The east African nation had exclusively turned to borrowing from the domestic market through Treasury bills and bonds as it stopped expensive overdraft in October last year. Overdraft at the apex bank initially accounted for 3 percent of the domestic debt, but had remained zero percent until three weeks ago, Central Bank of Kenya showed Monday. 

The government started borrowing using the tool on Aug. 11 by taking up 118 million U.S. dollars and nearly doubled the amount the following week to 215 million dollars. 

Last week, the East African nation's government borrowed 200 million dollars using the facility as it sustained uptake. From 0 percent, Central Bank overdraft now accounts for 1 percent of the East African nation's 21 billion dollars domestic debt. 

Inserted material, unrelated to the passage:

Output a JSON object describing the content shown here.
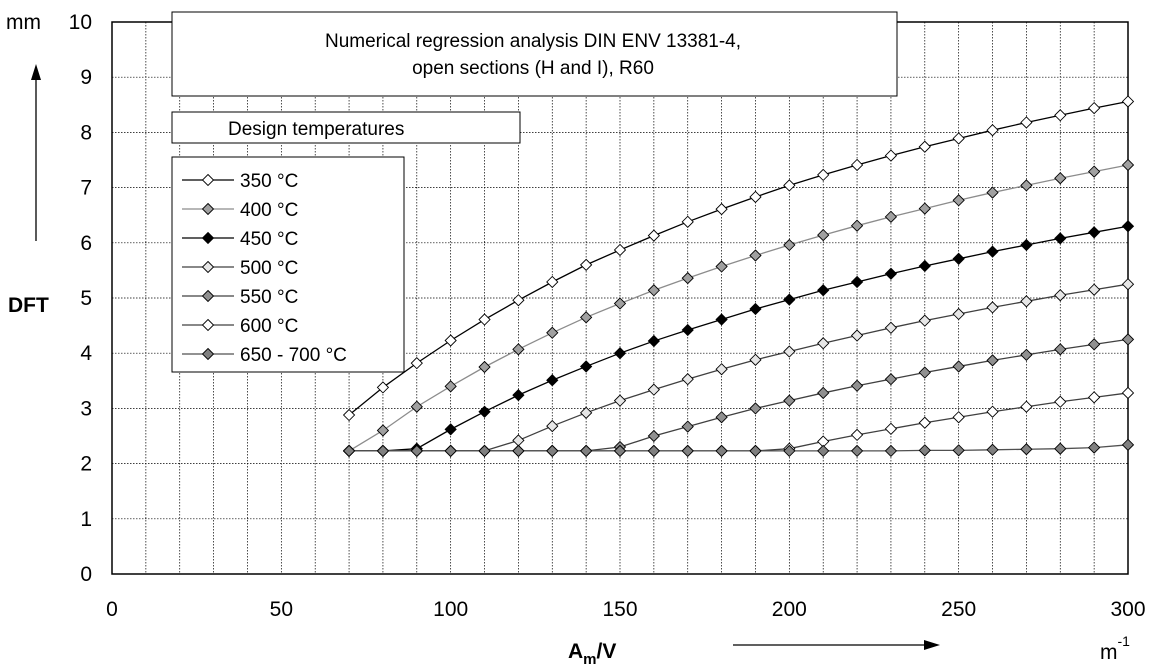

The overdraft is usually equated to printing of more cash, which when the borrowing increases results to inflationary pressure. Analysts noted that the government had kept it at the zero level to curb inflationary pressure, which had been on the rise, and get cheaper cash from other instruments including Treasury bill. 

The overdraft interest rate is calculated at the prevailing central bank rate that currently stands at 10 percent, which is different from yields on Treasury bills and bonds that are determined by market forces. 

The law allows the government to withdraw from its central bank account an amount equal to 5 percent of the last audited annual revenues. As the government renews uptake of central bank overdraft, it has also sustained the uptake of Treasury bills and bonds, with the two accounting for more than 99 percent of the total domestic debt. 

Last week, Treasury bills were oversubscribed, with the overall subscription rate coming in at 153.5 percent, compared to 136 percent recorded the previous week due to increased liquidity in the money market. The overall acceptance rate stood at 93.4 percent compared to 91.1 percent the previous week, with the government accepting worth a total of 340 million dollars of the 360 million dollars received, against the 240 million dollars on offer in this auction.